The IDRs (intrinsically disordered regions) of particular ARFs had all the features of molecules that readily stick to themselves. Coupled with the ability for the ARFs to connect and form repeating structures — or oligomerize — via the PB1 domain, ARFs in the older cells condensed into assemblies that ensure that they remain stuck in the cytoplasm.
And when ARFs are stuck in the cytoplasm, they cannot initiate DNA transcription. “It is that simple,” Pappu says.
“We think this is a way of keeping that pathway from being active in a certain cell type without turning it off completely,” Strader says.
Plants as Model Systems
Guided by Holehouse’s detective work, Powers went on to mutate certain ARFs so they would all make their way into the nucleus. They found that, as long as the ARFs can make it into the nucleus to bind DNA, when auxin is present, transcription will occur, no matter the cell type.
“It’s really exciting because we have shown that forming condensates in the cytoplasm is a way of attenuating auxins,” Strader says. “Every cell is responsive to auxin when there is an ARF variant that’s constitutively nuclear, whereas unresponsive cells sequester ARFs in their cytoplasm.” A constitutively nuclear variant be able to activate genes in all cell types.
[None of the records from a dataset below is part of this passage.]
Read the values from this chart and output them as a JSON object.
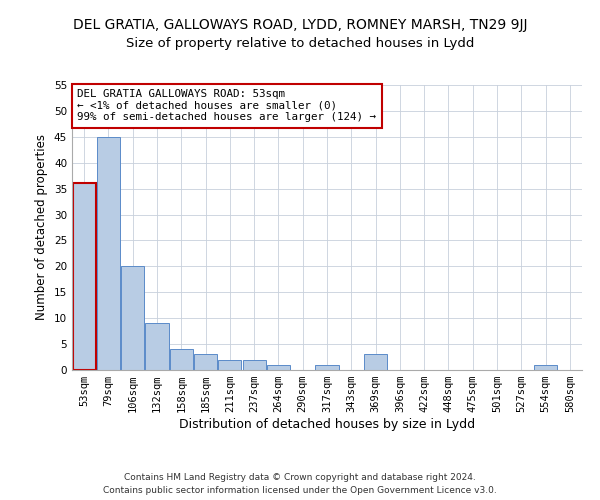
{
  "title1": "DEL GRATIA, GALLOWAYS ROAD, LYDD, ROMNEY MARSH, TN29 9JJ",
  "title2": "Size of property relative to detached houses in Lydd",
  "xlabel": "Distribution of detached houses by size in Lydd",
  "ylabel": "Number of detached properties",
  "categories": [
    "53sqm",
    "79sqm",
    "106sqm",
    "132sqm",
    "158sqm",
    "185sqm",
    "211sqm",
    "237sqm",
    "264sqm",
    "290sqm",
    "317sqm",
    "343sqm",
    "369sqm",
    "396sqm",
    "422sqm",
    "448sqm",
    "475sqm",
    "501sqm",
    "527sqm",
    "554sqm",
    "580sqm"
  ],
  "values": [
    36,
    45,
    20,
    9,
    4,
    3,
    2,
    2,
    1,
    0,
    1,
    0,
    3,
    0,
    0,
    0,
    0,
    0,
    0,
    1,
    0
  ],
  "bar_color": "#b8cce4",
  "bar_edge_color": "#5b8bc9",
  "highlight_color": "#c00000",
  "highlight_index": 0,
  "ylim": [
    0,
    55
  ],
  "yticks": [
    0,
    5,
    10,
    15,
    20,
    25,
    30,
    35,
    40,
    45,
    50,
    55
  ],
  "annotation_box_text": "DEL GRATIA GALLOWAYS ROAD: 53sqm\n← <1% of detached houses are smaller (0)\n99% of semi-detached houses are larger (124) →",
  "annotation_box_color": "#c00000",
  "footer1": "Contains HM Land Registry data © Crown copyright and database right 2024.",
  "footer2": "Contains public sector information licensed under the Open Government Licence v3.0.",
  "bg_color": "#ffffff",
  "grid_color": "#c8d0dc",
  "title1_fontsize": 10,
  "title2_fontsize": 9.5,
  "tick_fontsize": 7.5,
  "xlabel_fontsize": 9,
  "ylabel_fontsize": 8.5,
  "ann_fontsize": 7.8,
  "footer_fontsize": 6.5
}
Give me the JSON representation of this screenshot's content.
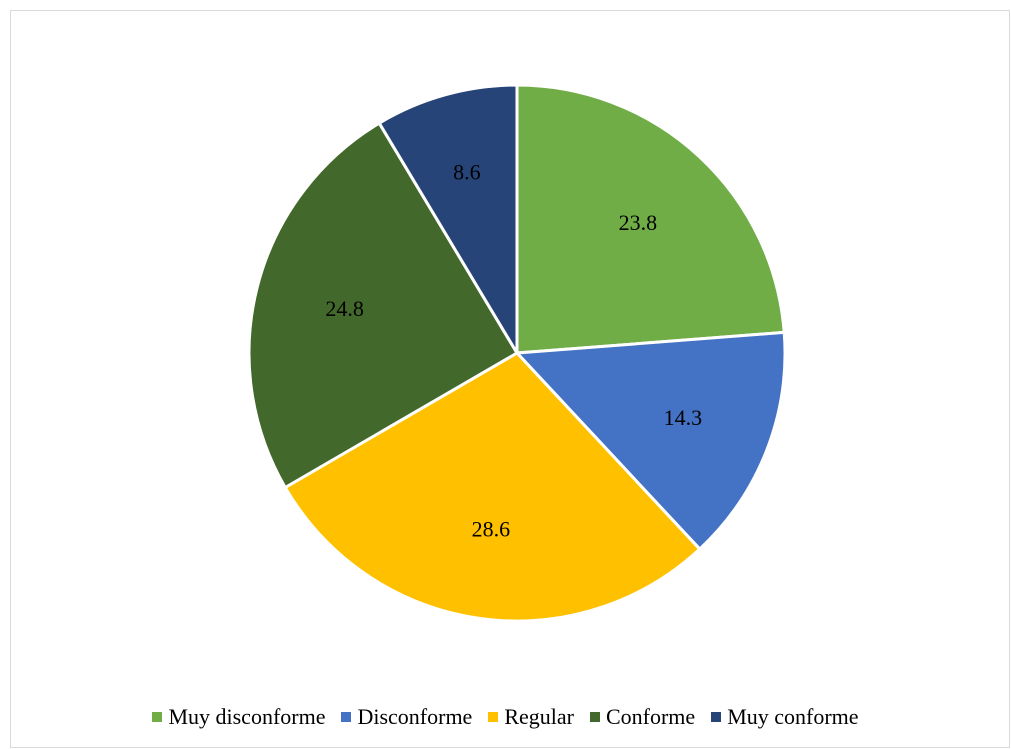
{
  "chart_data": {
    "type": "pie",
    "title": "",
    "categories": [
      "Muy disconforme",
      "Disconforme",
      "Regular",
      "Conforme",
      "Muy conforme"
    ],
    "values": [
      23.8,
      14.3,
      28.6,
      24.8,
      8.6
    ],
    "data_labels": [
      "23.8",
      "14.3",
      "28.6",
      "24.8",
      "8.6"
    ],
    "colors": [
      "#70ad47",
      "#4472c4",
      "#ffc000",
      "#43682b",
      "#264478"
    ],
    "start_angle_deg": 0,
    "direction": "clockwise",
    "legend_position": "bottom"
  }
}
“Engineers routinely try to design biomaterials that can form depots within cells so as to control the release of material that gets tied up in the depots,” Pappu says. “What is fascinating is the level of control afforded to the localization of ARF proteins by making cytoplasmic depots, the condensates, via sticky IDRs in older cells. The depot making apparatus, comprising of molecules with sticky IDRs can tell older from younger cells. Being able to replicate this type of molecular control to make active matter would be a dream for bioengineers.”
The continuing collaboration between the Strader and Pappu labs is focused on adapting plants as model systems to study molecular and cellular processes that are tied to neurodegeneration.
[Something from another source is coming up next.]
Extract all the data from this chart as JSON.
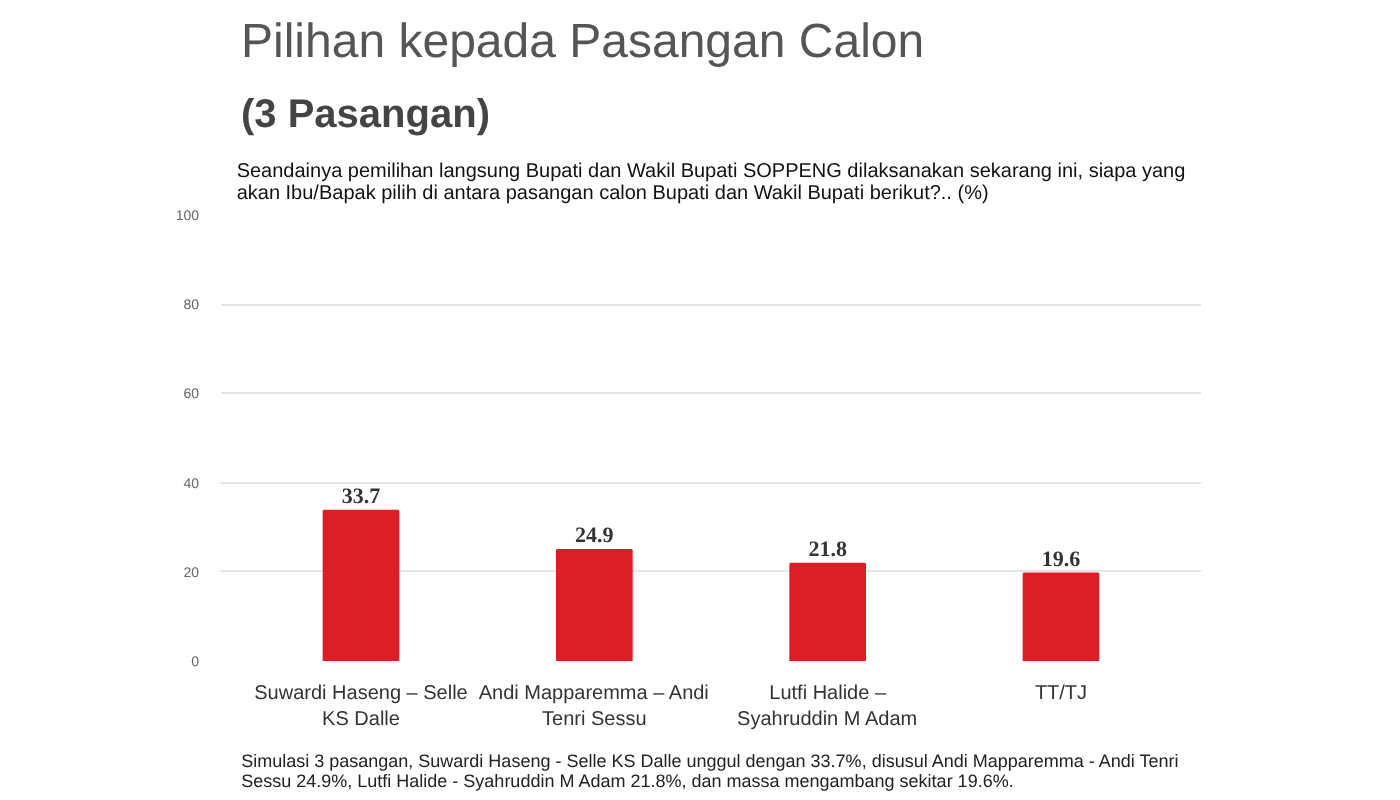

That’s because this research shows a strong, positive biological role for protein condensation which, Strader pointed out, is the same process often associated with disease such as Alzheimer’s , ALS, and other prion-related disorders.
For plants, this research illustrates how condensation is a mechanism that can prevent them from transcribing genes by keeping transcription factors out of the nucleus in certain contexts, ensuring auxin does the right thing, at the right time, in the right place.